PCE Core Services Ex-Housing
Source: Employ America, prepared by Richard Snow
S&P 500 Weekly Forecast: Bullish
Given the impressive bullish momentum that has taken place, it would be reasonable to assume that a combination of profit taking and caution may determine the direction of travel next week. The RSI on the daily chart has breached overbought territory for some time now and the weekly chart is on the verge of overheating too. Contrarian fear and greed indices remain at extreme levels of greed which have tended to provide turning points in the past.
So why the bullish bias if warning signs appear to be flashing red? The answer, the volatility index (VIX) and lack of high impact US data. The VIX is also known as the ‘fear gauge’ measures implied volatility for S&P 500 index options and tends to pick up during times of fear or massive S&P 500 sell-offs. This is often due to a surge in put options which act as insurance against a falling stock market – something we are not currently seeing. In fact, the VIX flirts with pre-covid levels and appears to be headed lower.

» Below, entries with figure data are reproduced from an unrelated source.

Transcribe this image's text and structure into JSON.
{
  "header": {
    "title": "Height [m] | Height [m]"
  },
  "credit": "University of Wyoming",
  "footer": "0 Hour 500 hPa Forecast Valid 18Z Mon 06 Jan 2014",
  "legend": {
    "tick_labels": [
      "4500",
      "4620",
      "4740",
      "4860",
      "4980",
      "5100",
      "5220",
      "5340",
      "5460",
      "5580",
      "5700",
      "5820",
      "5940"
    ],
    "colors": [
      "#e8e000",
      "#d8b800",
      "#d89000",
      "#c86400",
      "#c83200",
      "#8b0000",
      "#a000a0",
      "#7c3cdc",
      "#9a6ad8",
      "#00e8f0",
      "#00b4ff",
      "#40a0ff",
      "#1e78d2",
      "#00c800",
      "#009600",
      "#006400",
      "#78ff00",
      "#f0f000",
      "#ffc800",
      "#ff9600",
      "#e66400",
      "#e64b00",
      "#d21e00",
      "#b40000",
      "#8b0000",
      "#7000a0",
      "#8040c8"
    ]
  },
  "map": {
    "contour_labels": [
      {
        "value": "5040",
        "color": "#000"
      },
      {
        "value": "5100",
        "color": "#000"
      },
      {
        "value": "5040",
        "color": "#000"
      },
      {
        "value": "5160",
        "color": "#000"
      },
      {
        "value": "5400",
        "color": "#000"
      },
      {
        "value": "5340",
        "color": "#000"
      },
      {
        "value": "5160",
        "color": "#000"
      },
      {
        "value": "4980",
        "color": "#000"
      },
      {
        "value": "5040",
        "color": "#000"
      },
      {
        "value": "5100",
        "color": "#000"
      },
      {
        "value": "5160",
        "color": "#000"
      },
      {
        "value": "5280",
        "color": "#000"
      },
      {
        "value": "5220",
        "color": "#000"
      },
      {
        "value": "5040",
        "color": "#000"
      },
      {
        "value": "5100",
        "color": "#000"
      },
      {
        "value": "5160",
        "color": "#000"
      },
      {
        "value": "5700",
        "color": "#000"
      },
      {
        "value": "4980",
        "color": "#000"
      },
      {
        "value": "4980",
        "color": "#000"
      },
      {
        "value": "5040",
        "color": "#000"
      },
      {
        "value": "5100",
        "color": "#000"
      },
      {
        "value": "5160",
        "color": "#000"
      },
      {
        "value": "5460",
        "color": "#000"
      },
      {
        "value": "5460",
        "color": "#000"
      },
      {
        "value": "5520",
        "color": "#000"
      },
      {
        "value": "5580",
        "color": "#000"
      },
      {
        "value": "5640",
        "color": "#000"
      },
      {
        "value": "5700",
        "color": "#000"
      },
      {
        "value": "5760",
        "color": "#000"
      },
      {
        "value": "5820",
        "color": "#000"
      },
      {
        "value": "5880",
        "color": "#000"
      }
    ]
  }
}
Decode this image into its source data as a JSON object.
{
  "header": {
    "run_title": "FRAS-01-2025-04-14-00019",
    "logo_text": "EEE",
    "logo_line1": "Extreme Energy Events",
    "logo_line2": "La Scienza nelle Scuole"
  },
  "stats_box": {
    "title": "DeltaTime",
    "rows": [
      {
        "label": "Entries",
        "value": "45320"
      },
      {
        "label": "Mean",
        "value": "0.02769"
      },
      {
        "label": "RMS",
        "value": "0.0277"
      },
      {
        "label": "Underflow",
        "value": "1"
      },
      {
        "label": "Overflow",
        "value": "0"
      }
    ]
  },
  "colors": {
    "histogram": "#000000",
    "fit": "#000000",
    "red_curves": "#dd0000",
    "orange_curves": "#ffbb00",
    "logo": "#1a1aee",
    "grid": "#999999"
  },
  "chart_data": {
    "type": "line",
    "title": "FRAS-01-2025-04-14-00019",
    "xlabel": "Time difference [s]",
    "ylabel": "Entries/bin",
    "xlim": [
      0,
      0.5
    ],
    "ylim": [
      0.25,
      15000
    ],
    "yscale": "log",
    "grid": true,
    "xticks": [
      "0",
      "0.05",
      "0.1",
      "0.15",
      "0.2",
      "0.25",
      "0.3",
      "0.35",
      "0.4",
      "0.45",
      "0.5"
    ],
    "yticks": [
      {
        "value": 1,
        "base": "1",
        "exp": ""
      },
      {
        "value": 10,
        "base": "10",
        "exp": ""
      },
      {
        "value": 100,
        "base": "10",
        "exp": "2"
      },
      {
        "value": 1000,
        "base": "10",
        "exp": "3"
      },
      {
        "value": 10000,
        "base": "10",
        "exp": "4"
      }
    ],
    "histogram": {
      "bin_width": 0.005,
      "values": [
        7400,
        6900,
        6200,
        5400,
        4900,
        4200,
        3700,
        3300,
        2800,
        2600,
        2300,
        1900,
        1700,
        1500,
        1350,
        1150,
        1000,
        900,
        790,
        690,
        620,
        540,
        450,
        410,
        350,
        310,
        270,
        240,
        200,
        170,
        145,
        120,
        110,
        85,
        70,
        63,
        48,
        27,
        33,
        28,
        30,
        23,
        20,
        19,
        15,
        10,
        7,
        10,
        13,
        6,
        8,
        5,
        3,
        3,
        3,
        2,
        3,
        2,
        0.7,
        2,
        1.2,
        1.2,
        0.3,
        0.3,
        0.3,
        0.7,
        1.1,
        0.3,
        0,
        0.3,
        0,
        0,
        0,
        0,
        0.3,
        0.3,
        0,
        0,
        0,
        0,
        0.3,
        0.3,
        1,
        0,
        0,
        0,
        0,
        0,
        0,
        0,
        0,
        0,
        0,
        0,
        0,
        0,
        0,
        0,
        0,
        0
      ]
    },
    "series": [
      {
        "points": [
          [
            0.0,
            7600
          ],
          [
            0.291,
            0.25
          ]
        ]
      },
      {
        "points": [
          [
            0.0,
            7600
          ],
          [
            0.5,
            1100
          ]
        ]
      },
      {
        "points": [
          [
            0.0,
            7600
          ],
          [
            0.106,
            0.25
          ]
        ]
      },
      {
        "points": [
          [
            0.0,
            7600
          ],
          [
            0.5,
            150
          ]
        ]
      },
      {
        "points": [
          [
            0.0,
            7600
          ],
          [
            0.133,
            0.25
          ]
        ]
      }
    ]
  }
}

The S&P 500 is on track for a 3% rise this week and appears to be taking the Fed’s warning in its stride. Tech and AI household names continue to drag the entire index along with the zone of resistance around 4550 now very much insight. The zone of confluence combines the August and September high of 4550, the 78.6% Fibonacci retracement of the major 2022 sell-off (4528) and the upper bound of the ascending channel. Support is a long way off current levels, around 4327.50.
S&P 500 (E-Mini Futures) Weekly Chart
Source: TradingView, prepared by Richard Snow
Nasdaq 100 Weekly Forecast: Bullish
Unsurprisingly, the tech heavy Nasdaq exhibits a similar weekly chart although it is heavily within overbought territory, having recently breached the January and March high of 15,260 and now tests the 78.6% retracement of the major 2022 decline. A bullish continuation would need to do further heavy lifting as the next level of resistance appears at 16,768 – the full retracement of the 2022 major sell-off.
Also worth noting is that price action tagged the upper bound of the ascending channel and eased slightly lower thereafter. Support lies around 1000 points lower than current levels, at 14,367.50.
Nasdaq 100 Futures (NQ1!) Weekly Chart
Source: TradingView, prepared by Richard Snow
Jerome Powell’s testimony in front of the Senate Banking Committee appears the only risk event that could see prices drop sharply next week. The Fed and the US Treasury Department have admitted that further “mergers” are likely – referring to troubled regional banks having to be taken over by larger, more rigorously regulated banks. Resurfacing nervousness within the banking sector could see US equities pull back.